02 >> Jalan-jalan Ke Panti

34 19 8
                                    

Jam 03.22 dini hari, Ardan dibangunkan oleh suara kucing menggerogoti pintu kamarnya untuk masuk. Kaki pemuda itu terulur dari ranjang menuju langsung pada lantai yang dingin. Ia berjalan perlahan agar lantai kayu yang berderit tidak membangunkan Ari yang tengah tertidur pulas.

Perlahan daun pintu itu terbuka oleh Ardan, seekor kucing peliharaan yang Ardan sayangi memasuki kamarnya. Kucing itu mendengkur di kaki Ardan, seolah memanjakan diri pada pemuda tampan itu.

Ardan tersenyum, ia mengangkat kucing itu dan menggendongnya. Kemudian keluar dari kamar menuju dapur untuk menyiapkan makanan sahur.

"Cita, jangan ganggu gue, yah?" Ardan mengusap rambut-rambut yang tumbuh pada permukaan kulit kucing yang ia namai Cita.

Pemuda itu pun kemudian meninggalkan kucingnya di atas meja ruang tamu. Sementara ia sendiri menuju dapur dan menyiapkan makanan.

Selama Ardan membuat masakan di dapur, di sisi lainnya terdapat Ari yang mulai terbangun karena kehilangan sosok yang telah menemaninya sepanjang malam.

Ari tidak menangis, hanya saja ia melamun di kasur. Menatap langit-langit kamar Ardan yang berwarna monoton, hitam dan putih, dindingnya hitam dan langit-langit kamar berwarna putih dengan garis-garis hitam di sisi menyisinya.

"Enak, ya, Dan, hidup sendiri? Gak ada yang marahin kalo telat bangun, gak ada yang ngebentak kalo gak sholat, intinya lo gak terkekang oleh siapapun. Dan, kalo ini dunia anime, boleh gak, sih, kita tukeran kehidupan bentar? Gue mau ngerasain gimana hidup sendiri. Dan, gue capek ngurus Ayah yang gak waras itu--"

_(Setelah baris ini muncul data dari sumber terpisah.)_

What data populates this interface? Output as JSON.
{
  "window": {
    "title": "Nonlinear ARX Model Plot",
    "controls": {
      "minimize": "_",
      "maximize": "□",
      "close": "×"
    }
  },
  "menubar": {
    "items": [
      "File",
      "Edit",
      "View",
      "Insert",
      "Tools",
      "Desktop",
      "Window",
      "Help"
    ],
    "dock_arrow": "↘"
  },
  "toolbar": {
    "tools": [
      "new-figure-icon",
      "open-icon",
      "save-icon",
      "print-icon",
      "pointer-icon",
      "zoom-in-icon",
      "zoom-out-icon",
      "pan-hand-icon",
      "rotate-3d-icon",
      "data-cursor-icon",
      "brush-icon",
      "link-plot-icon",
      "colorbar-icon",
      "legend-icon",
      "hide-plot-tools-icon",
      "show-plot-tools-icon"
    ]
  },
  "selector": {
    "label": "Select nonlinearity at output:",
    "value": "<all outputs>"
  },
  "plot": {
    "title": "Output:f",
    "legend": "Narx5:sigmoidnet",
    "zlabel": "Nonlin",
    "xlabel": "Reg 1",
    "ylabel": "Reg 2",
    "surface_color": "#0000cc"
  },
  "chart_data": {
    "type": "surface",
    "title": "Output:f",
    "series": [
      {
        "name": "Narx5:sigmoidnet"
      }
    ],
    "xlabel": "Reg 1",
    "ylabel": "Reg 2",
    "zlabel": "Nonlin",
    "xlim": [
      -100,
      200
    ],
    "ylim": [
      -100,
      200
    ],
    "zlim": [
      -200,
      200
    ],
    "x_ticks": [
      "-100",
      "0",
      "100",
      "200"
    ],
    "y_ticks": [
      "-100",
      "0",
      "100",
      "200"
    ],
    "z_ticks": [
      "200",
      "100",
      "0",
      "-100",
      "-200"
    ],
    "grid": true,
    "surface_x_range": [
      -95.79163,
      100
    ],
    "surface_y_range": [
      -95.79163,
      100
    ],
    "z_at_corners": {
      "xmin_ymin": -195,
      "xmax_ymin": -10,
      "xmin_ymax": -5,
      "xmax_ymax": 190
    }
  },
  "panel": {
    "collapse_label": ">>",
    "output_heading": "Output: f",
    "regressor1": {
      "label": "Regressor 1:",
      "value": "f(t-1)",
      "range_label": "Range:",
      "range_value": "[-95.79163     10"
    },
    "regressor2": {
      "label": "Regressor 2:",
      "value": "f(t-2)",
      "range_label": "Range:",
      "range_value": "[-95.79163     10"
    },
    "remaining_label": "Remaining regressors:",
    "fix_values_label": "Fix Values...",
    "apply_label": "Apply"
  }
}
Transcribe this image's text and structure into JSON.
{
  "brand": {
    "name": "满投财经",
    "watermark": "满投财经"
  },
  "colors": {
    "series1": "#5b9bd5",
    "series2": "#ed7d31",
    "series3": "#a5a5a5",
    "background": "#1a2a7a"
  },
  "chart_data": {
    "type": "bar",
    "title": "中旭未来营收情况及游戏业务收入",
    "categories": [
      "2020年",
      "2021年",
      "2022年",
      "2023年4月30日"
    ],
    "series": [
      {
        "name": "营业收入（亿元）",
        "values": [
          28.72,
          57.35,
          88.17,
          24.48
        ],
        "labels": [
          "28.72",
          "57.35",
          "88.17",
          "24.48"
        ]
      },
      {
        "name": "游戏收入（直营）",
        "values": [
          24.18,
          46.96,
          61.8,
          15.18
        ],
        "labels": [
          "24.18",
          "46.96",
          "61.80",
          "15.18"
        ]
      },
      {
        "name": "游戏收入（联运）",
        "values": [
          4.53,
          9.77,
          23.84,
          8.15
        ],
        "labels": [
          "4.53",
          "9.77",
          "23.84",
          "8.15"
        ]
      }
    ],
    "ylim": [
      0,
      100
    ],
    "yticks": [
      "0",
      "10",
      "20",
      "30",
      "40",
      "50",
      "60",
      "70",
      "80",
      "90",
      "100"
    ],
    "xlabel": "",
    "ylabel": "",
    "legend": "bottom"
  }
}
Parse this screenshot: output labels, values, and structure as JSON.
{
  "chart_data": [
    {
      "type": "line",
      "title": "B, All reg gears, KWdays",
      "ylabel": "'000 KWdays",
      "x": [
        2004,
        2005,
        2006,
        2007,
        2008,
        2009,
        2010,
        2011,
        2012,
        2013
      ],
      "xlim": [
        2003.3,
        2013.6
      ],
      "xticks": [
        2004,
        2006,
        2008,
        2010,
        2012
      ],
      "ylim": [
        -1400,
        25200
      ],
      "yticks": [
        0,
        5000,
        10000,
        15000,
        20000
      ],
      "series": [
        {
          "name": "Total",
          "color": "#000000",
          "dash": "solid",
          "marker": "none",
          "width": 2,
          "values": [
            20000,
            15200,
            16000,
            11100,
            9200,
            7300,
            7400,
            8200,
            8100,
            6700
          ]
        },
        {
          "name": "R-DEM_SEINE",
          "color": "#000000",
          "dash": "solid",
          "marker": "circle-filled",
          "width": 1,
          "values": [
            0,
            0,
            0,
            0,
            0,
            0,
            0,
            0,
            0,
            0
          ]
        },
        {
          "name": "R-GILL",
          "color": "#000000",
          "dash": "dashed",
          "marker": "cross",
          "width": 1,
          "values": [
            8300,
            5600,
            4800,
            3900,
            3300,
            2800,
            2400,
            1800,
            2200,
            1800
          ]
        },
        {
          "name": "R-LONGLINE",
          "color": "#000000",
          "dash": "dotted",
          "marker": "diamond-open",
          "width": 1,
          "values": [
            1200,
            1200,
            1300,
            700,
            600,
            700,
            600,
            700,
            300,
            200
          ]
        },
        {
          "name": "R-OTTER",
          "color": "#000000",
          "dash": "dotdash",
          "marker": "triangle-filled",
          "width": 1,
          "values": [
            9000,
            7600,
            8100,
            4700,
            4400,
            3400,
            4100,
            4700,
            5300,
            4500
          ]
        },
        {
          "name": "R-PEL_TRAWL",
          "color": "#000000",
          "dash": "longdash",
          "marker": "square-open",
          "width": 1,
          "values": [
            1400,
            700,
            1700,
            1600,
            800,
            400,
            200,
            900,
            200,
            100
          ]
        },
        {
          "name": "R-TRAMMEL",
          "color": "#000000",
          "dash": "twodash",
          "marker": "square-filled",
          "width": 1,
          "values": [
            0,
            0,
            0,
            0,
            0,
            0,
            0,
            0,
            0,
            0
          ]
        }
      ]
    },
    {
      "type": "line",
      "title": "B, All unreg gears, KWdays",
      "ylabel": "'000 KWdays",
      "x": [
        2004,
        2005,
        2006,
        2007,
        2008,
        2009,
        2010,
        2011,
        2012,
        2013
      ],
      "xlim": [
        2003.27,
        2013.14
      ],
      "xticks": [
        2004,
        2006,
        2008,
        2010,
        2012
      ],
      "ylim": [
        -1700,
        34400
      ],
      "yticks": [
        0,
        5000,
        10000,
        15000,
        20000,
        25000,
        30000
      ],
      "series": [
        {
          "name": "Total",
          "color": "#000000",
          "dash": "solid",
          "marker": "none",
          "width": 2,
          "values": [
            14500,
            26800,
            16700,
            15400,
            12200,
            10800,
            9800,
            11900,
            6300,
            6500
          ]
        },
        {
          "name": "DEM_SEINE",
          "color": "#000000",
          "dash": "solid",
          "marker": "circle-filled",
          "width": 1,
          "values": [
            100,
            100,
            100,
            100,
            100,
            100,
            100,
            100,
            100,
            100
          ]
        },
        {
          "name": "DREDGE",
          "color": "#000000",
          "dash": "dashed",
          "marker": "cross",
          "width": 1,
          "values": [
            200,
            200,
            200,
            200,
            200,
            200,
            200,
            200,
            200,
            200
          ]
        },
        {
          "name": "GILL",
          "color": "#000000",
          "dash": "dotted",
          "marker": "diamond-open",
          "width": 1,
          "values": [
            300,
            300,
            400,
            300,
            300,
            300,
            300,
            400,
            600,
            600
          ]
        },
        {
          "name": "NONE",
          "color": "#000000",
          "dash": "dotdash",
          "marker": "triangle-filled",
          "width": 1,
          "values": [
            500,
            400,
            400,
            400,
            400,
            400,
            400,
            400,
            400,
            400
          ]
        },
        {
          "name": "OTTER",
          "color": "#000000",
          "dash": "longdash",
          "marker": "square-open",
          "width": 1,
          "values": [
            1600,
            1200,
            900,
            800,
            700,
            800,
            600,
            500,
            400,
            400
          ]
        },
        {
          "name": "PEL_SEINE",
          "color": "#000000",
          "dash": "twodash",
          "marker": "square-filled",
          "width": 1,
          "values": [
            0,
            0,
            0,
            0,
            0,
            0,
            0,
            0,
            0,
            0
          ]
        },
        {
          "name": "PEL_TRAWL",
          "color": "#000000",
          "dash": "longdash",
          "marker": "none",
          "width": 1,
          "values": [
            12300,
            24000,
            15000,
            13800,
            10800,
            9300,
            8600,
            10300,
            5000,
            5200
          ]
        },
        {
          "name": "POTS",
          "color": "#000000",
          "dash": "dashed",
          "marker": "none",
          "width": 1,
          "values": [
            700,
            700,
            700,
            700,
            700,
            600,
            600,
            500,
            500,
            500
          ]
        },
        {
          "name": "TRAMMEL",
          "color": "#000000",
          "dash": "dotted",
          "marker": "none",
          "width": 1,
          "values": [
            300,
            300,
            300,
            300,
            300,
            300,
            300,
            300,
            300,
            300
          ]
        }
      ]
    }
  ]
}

"Jangan ngeluh ke gue, Ri. Ngeluh lah sama yang kuasa. Mending sekarang lo salat tahajud, deh. Mendekatkan diri pada Allah SWT. dan lalu mengeluh lah padanya. Jangan ke gue," ujar Ardan menjadi pengingat Ari. Tadinya, Ardan ingin membangunkan Ari untuk makan, tetapi karena waktu masih lama dan ada waktu untuk salat tahajud, Ardan pun menyarankannya pada Ari.

Pemuda bertubuh sedikit lebih kecil dari Ardan itu bangkit dari kasur, menatap Ardan yang memberikan ingatannya yang satu itu.

"Makasih udah ngingetin, tapi lo udah salat tahajud juga gak, Dan? Kalo belum, ayo sama-sama!" ajaknya.

Ardan memberikan senyum terbaiknya, "Ayo, kita wudhu dulu, Ri."

Ari mengangguk, kemudian turun dari ranjang dan berjalan mengikuti Ardan dari belakangnya.

Menuju tempat wudhu yang terletak ada di belakang rumah, otomatis mereka melalui dapur dan tempat makan. Saat melewati itu, Ari bertanya. "Eh, Dan," ucap Ari memberhentikan langkah keduanya.

"Kenapa?" Ardan berbalik menatap bingung pada Ari.

"Lo udah masak?"

Ardan pun mengalihkan pandangannya ke arah pandangan Ari. Melihat lauk-pauk yang siap sedia di atas meja makan membuat Ardan tersenyum, "Iya, gue udah masak. Ayo cepet kita salatnya, ntar makanannya dingin kalo lama."

Ari mengangguk. "Yaudah, ayo!" ucapnya sambil mendorong tubuh Ardan dari belakang.

"Gak di dorong juga, elah, Ri."

"Hehe," Ari cuman nyengir.

Tuntas melakukan wudhu, Ari dan Ardan pun salat tahajud. Setelah selesai, keduanya bergegas untuk makan karena hampir tiba waktunya imsyak.

Butuh beberapa menit menghabiskan makanan dalam piring mereka. Akhirnya, tersisa satu menit sebelum imsyak, mereka dapat menghabiskan makanan di piringnya. Tak hanya itu, lauk-pauk yang Ardan masak juga habis tanpa sisa karena Ari banyak makan.

"Laper banget, nih, keknya," sindir Ardan, mencoba menjahili Ari.

Smirk kecil terlihat di belahan bibir pemuda bernama Ari, "Oh, jelas dong!! Tadi malem gak makan soalnya."